Ordinarily this time of year, Lief and I would be enjoying an adventure somewhere exotic and fun. This year this kind of travel is largely off the table, so we’re remembering adventures past… including the summer we participated in the annual running of the bulls in Pamplona.
In the spirit of helping to keep our collective travel dreams alive, I share my report from the scene…
Sleep is not part of the program.
As a friend used to say (when I was much younger and thought it a reasonable position)… and as everyone in the city of Pamplona this week seems to concur… you can sleep when you’re dead.
We’re in town for the around-the-clock carnival of music, fireworks, marching bands, clapping, stomping, and stampeding bulls that is the annual Festival of San Fermín.
The good people here in Navarra have been celebrating the feast day of their San Fermín since the Middle Ages. In the 16th century, they decided to move that festival from October (when the weather wasn’t conducive to outdoor parties) to July to coincide with Pamplona’s big annual trade fair… which centered around… you guessed it…
In the 17th and 18th centuries, bull runs through the center of the old city and evening fights were added to the program to help showcase the livestock.
Then, in the 19th century, the carnival hijinks appeared—women shot from cannons, stilt-walkers with huge heads, exotic animals paraded around town…
And then, in July 1923, something happened that made sure this annual saint’s day turned trade festival would become one of the best known and most widely attended in history…
Ernest Hemingway decided to bring his young wife Hadley down from Paris to watch the bulls and the matadors face off in Pamplona’s ring.
Hem and Hadley stayed in the Hotel La Perla on the Plaza del Castillo… from where I write today.
Hemingway went on to tell the tale of that expat adventure in his novel “The Sun Also Rises”… and, well, now, here we are to witness the final three days of this year’s goings-on.
Each new festival day officially begins when 12 bulls are set free from corrals to run through the center of the old town along the cobblestoned Mercaderes Street. The bulls are joined by hundreds of thrill-seekers who sprint alongside and in between and who sometimes end up underfoot or even with a horn in a side.
On average 50 to 100 runners are injured each year. We witnessed two spectacular collisions of man and beast this morning.
Each morning’s excitement takes place at precisely 8 a.m.
By 8:03 that day’s mad dash is history. The bulls are in the ring, where they’ll remain until that evening’s fights. The wounded are taken off on backboards for treatment.
And the rest of us wander off for breakfast.
From 8:03 a.m., when the morning’s run concludes, until 6:30 p.m., when the evening’s fights commence, the day is filled with more eating, live music, parades, and, as Hemingway made sure the whole world realized, drinking.
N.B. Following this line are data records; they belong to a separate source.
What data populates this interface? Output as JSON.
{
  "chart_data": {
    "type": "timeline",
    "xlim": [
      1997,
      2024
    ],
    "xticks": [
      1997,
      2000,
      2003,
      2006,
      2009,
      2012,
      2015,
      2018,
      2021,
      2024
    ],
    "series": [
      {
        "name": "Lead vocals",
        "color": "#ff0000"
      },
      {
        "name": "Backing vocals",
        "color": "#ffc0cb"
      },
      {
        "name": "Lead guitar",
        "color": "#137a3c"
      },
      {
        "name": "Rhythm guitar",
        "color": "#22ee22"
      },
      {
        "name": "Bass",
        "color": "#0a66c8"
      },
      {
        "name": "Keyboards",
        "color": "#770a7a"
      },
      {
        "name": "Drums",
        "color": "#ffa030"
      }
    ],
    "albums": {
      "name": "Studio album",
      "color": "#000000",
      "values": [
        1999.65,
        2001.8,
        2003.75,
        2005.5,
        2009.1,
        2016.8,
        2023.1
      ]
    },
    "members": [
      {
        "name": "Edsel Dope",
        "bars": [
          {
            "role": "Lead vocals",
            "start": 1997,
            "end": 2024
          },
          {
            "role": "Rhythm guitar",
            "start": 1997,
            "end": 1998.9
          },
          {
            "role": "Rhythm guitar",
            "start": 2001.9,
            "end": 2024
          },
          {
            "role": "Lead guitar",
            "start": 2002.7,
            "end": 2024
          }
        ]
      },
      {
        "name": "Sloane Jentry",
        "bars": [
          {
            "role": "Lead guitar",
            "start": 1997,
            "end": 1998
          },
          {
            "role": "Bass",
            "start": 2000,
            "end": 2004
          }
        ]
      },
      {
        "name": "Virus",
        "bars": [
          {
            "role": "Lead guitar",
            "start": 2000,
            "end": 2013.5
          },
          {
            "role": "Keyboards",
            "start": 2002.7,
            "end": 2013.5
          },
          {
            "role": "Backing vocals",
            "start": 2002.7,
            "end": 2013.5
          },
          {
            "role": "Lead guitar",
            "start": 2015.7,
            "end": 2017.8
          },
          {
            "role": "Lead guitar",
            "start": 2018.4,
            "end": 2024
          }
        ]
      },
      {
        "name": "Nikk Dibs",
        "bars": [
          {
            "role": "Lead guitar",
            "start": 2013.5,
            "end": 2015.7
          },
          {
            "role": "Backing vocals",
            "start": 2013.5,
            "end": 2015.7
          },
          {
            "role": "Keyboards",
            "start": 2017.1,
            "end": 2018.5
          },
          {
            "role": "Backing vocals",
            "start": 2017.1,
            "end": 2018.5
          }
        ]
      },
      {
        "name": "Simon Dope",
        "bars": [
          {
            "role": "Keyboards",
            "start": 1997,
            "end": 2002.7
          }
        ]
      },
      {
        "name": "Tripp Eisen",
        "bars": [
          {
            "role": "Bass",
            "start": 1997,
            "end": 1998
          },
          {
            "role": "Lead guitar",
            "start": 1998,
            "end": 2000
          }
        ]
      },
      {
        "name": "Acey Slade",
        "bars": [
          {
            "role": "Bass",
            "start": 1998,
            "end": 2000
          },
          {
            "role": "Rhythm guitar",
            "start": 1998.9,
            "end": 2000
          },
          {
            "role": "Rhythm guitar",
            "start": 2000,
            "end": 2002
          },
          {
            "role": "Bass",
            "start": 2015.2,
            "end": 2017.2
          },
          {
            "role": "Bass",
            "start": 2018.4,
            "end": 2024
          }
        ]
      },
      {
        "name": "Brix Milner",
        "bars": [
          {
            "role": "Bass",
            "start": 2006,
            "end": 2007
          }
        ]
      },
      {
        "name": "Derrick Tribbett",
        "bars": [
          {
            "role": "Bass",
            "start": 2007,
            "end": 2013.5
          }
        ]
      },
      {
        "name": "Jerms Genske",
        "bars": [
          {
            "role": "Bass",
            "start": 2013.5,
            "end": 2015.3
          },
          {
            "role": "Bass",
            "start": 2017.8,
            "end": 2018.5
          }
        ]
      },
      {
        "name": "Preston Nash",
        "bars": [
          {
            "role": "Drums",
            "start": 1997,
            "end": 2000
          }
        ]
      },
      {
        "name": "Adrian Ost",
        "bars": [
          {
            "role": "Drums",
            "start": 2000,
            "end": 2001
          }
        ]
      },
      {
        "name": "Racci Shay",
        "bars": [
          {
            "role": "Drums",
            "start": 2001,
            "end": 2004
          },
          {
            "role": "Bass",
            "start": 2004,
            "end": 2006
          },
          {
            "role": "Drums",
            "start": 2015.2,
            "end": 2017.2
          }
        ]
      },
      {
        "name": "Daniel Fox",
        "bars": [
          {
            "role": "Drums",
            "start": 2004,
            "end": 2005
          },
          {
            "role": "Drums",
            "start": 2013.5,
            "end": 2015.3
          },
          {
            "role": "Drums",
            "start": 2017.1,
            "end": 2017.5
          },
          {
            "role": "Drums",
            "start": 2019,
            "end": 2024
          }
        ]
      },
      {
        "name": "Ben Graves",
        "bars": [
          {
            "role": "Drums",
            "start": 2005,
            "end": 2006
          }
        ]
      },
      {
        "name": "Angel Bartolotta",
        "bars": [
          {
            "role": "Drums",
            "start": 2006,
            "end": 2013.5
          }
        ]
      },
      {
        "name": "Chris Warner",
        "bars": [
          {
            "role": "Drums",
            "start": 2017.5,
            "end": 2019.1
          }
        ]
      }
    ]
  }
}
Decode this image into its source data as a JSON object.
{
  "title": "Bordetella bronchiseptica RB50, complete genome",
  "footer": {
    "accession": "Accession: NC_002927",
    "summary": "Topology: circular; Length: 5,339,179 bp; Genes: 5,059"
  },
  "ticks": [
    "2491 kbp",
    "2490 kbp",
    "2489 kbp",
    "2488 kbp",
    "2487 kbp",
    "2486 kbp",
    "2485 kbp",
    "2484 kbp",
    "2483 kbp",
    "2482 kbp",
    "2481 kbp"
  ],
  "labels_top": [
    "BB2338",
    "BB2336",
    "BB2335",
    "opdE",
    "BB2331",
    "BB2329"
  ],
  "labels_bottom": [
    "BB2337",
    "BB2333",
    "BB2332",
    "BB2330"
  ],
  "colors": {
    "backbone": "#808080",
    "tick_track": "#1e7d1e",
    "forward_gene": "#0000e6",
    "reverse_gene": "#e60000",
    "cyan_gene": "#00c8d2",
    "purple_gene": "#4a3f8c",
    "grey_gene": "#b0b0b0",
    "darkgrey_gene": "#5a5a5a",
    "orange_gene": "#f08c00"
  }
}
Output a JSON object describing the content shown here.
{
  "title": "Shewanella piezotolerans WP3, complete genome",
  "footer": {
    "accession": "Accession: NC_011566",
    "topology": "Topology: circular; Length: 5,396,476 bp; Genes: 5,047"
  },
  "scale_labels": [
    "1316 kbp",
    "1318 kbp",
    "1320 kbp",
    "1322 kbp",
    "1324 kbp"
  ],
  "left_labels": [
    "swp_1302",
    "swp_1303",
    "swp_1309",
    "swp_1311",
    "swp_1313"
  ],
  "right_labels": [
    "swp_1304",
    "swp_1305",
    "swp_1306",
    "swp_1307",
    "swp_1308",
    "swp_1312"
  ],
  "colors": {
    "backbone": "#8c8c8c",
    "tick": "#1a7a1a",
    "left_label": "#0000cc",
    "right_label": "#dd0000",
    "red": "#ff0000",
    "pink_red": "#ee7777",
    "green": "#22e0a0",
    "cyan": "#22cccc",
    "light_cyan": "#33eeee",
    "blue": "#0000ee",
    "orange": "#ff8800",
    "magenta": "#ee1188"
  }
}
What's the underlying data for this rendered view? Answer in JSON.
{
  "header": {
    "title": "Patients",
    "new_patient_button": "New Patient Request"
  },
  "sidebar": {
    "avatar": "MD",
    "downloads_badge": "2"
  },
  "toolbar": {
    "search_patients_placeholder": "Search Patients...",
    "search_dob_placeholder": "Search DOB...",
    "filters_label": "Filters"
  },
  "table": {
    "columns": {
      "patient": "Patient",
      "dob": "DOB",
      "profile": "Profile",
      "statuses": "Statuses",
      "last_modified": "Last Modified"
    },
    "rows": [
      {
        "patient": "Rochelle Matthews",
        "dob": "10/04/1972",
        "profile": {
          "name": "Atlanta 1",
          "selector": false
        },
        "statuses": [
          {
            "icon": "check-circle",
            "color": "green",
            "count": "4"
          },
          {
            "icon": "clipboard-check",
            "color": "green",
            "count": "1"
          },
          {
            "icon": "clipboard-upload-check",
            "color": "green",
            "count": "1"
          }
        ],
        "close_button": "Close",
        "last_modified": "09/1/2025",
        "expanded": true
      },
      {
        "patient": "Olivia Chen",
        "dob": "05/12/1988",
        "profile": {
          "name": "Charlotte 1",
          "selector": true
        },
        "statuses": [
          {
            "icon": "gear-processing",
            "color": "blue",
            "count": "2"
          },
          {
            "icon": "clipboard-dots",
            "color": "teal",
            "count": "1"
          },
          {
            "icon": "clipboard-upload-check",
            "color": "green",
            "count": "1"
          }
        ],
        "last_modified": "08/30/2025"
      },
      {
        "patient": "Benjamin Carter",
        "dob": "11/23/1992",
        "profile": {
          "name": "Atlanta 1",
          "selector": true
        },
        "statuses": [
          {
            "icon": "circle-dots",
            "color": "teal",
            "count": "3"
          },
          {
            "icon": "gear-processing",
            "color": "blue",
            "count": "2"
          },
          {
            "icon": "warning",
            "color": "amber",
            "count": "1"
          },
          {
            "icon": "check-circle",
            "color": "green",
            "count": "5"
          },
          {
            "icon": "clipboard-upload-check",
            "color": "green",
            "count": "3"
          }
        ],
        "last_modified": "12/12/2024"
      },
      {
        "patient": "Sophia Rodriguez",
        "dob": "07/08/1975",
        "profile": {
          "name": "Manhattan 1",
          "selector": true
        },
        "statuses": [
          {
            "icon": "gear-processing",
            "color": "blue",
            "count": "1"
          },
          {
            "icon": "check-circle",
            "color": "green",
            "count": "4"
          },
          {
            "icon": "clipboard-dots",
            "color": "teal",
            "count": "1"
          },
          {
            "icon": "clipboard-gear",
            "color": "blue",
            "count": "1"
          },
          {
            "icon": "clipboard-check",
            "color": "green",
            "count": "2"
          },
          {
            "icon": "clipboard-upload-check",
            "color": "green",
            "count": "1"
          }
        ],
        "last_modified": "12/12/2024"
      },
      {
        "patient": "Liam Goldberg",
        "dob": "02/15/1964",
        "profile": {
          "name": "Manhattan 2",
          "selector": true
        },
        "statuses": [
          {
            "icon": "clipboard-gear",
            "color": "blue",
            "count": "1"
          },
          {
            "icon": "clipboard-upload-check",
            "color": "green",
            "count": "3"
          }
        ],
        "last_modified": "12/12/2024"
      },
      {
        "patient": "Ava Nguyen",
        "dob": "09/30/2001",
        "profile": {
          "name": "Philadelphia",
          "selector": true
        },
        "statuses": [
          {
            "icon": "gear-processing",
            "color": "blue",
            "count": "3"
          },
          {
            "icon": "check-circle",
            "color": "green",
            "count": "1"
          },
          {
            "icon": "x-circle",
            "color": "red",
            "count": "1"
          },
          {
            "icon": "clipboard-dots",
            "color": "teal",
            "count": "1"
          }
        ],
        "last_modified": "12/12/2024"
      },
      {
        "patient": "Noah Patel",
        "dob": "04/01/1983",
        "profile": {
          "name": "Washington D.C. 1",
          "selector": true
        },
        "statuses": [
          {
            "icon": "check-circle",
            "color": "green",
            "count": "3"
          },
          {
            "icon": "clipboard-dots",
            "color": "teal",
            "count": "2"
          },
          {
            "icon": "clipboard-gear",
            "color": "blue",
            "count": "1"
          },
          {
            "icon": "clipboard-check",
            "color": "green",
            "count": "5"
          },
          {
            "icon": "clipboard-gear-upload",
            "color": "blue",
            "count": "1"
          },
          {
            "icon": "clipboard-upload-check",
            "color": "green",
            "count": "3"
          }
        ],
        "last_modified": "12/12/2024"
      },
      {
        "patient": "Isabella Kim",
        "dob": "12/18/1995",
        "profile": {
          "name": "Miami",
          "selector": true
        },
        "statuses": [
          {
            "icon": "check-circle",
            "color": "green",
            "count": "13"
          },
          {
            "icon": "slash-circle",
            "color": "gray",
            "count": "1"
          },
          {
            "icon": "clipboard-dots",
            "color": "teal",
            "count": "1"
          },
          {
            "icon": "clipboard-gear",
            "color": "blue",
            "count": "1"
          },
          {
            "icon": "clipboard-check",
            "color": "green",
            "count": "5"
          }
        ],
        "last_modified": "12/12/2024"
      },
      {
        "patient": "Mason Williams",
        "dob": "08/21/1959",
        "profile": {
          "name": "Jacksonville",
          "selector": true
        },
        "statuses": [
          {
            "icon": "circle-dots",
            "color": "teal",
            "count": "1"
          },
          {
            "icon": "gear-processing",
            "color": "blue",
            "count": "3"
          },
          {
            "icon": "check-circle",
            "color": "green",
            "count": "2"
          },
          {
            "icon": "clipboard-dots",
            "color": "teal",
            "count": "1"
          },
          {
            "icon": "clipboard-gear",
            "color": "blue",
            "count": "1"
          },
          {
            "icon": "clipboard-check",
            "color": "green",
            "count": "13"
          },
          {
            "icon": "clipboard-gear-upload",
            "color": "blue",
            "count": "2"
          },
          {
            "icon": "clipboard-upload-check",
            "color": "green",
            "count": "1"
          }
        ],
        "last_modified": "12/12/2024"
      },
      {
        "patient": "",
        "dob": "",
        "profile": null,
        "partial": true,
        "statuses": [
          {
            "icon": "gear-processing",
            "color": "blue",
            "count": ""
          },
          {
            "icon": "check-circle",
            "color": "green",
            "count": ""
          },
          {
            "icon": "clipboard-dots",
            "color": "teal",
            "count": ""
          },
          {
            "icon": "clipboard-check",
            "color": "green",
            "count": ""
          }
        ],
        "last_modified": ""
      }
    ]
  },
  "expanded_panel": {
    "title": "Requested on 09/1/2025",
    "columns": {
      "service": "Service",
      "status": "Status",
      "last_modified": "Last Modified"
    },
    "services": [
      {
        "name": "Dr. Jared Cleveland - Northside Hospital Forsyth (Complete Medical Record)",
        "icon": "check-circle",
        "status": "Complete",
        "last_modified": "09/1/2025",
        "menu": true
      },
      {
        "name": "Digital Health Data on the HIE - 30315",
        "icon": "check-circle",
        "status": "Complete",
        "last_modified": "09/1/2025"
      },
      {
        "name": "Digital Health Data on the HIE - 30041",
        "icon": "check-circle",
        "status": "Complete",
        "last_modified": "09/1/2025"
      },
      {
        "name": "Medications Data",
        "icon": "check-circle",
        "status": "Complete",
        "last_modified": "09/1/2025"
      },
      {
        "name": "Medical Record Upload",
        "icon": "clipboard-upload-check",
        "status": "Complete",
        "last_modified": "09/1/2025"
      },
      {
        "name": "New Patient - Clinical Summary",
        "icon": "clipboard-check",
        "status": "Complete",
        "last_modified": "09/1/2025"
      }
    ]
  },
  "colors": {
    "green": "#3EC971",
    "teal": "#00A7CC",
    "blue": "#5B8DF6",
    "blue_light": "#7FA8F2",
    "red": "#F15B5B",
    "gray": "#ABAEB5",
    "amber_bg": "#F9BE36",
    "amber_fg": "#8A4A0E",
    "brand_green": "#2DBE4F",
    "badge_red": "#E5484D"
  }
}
Here in Pamplona over the nine days of the Festival of San Fermín the bulls run and the wine flows… and it continues fueling the fun through the night and until the next morning’s 8 a.m. race along the cobblestones.
As I mentioned, we watched our first run from the balcony of the Hotel La Perla at 8 this morning…
The street the bulls ran down just hours ago is right now a sea of San Fermín pilgrims sporting the festival colors—white shirts and red bandanas and sashes. They’re shopping, snacking, dancing, drinking, breaking out in song, retelling the stories of the morning’s run… and waiting for this evening’s big event.